Santiago estaba en esa edad en que parece “entrar en el alma una potencia casi misteriosa, que eleva, adorna y fortalece todas las inclinaciones, todas las ideas, transformándolas a veces y dirigiéndolas hacia derroteros imprevistos”. Los malos compañeros a los que alude habían elegido el momento más propicio para echar fango sobre el ideal que él cultivaba y tal vez para hacerle participar también en nuevas experiencias por las cuales ellos habían ya renunciado al mismo ideal común.
Y así, después de haber perdido el amor al estudio y a la oración, Santiago sintió la necesidad de apartar la atención de sí y del estado de su alma en efervescencia; y encontró una evasión en la lectura indiscriminada, a la que se entregó con toda la tenacidad y pasionalidad de que estaba dotado.

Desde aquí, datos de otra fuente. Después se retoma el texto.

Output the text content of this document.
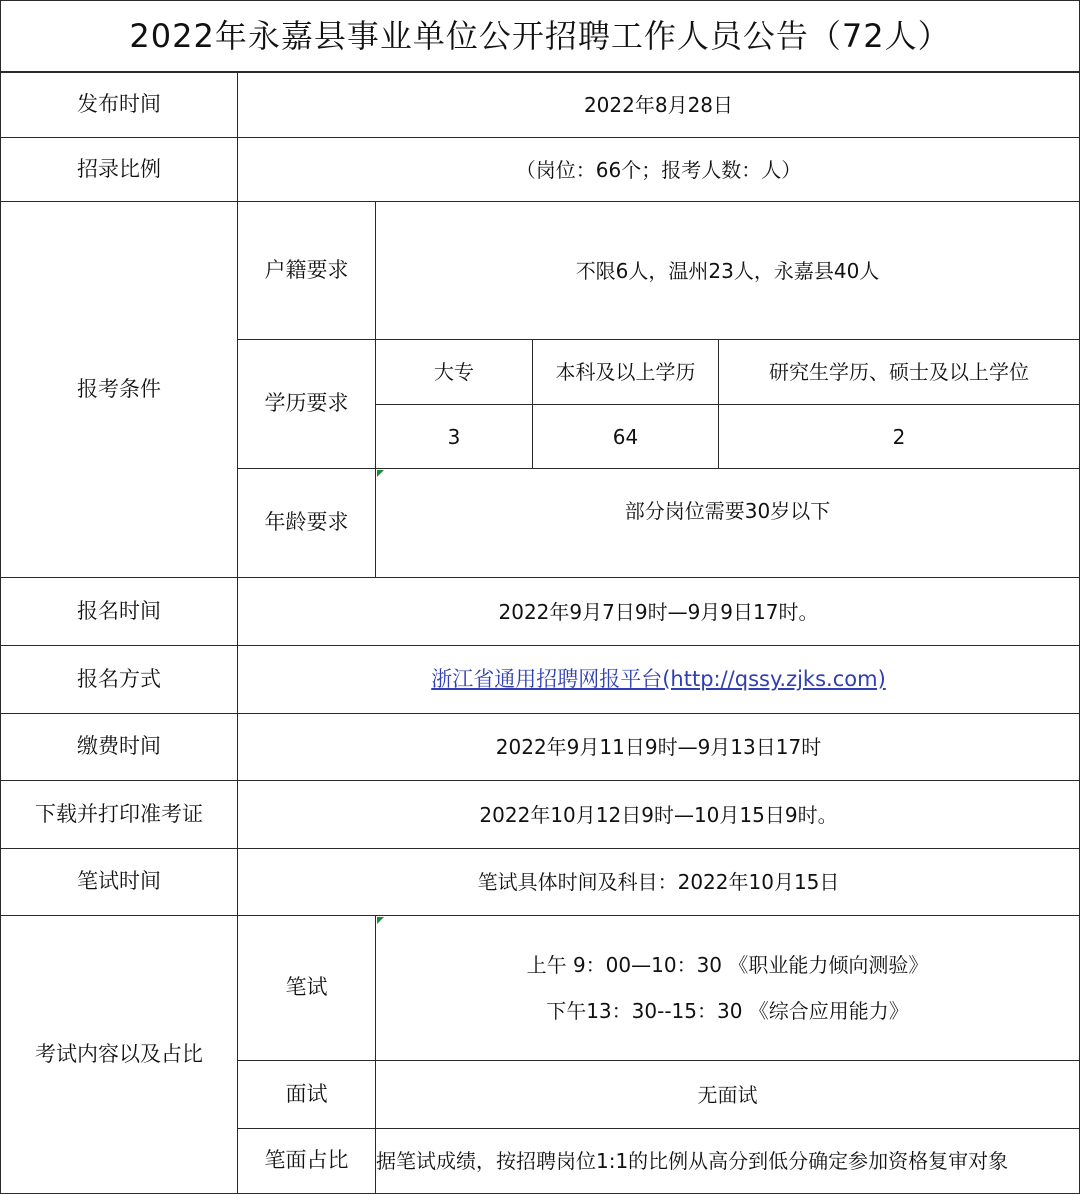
2022年永嘉县事业单位公开招聘工作人员公告（72人）
发布时间	2022年8月28日
招录比例	（岗位：66个；报考人数：人）
报考条件
户籍要求	不限6人，温州23人，永嘉县40人
学历要求
大专	本科及以上学历	研究生学历、硕士及以上学位
3	64	2
年龄要求	部分岗位需要30岁以下
报名时间	2022年9月7日9时—9月9日17时。
报名方式	浙江省通用招聘网报平台(http://qssy.zjks.com)
缴费时间	2022年9月11日9时—9月13日17时
下载并打印准考证	2022年10月12日9时—10月15日9时。
笔试时间	笔试具体时间及科目：2022年10月15日
考试内容以及占比
笔试
上午 9：00—10：30 《职业能力倾向测验》
下午13：30--15：30 《综合应用能力》
面试	无面试
笔面占比	据笔试成绩，按招聘岗位1:1的比例从高分到低分确定参加资格复审对象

Aludía sin duda a este período cuando confiaba, en el verano de 1924, haber leído sesenta libros en dos meses, añadiendo que su madre temía fuertemente que una lectura tan asidua le perjudicase la salud. Y entre los libros que devoro en aquel tiempo debieron tener un lugar de privilegio y de gran predominio las novelas. Treinta años más tarde, hablando a sus clérigos de teología, soltará esta solemne expresión: “Un joven que ha leído una novela, no podrá nunca aprender bien la teología.” Una aversión tan fanática a la novela debe hundir sus raíces en una amarga experiencia personal; y esta experiencia debía ser anterior a la entrada de Santiago en el seminario de Alba, puesto que una vez allí, en contacto con el canónigo Francisco Chiesa, no se permitió leer ya ni una sola novela.
Los profesores y superiores del seminario de Bra se dieron cuenta del cambio profundo que se había operado en el joven estudiante y le llamaron la atención con bondad y energía; pero cuando se convencieron de que aquel cambio era duradero y quizá definitivo, decidieron despedirlo del seminario. Es de suponer que el rector aprovechara una de las visitas del padre o de la madre para ponerlos al corriente de la extraña conducta de su hijo y de la decisión tomada por los mayores responsables del internado.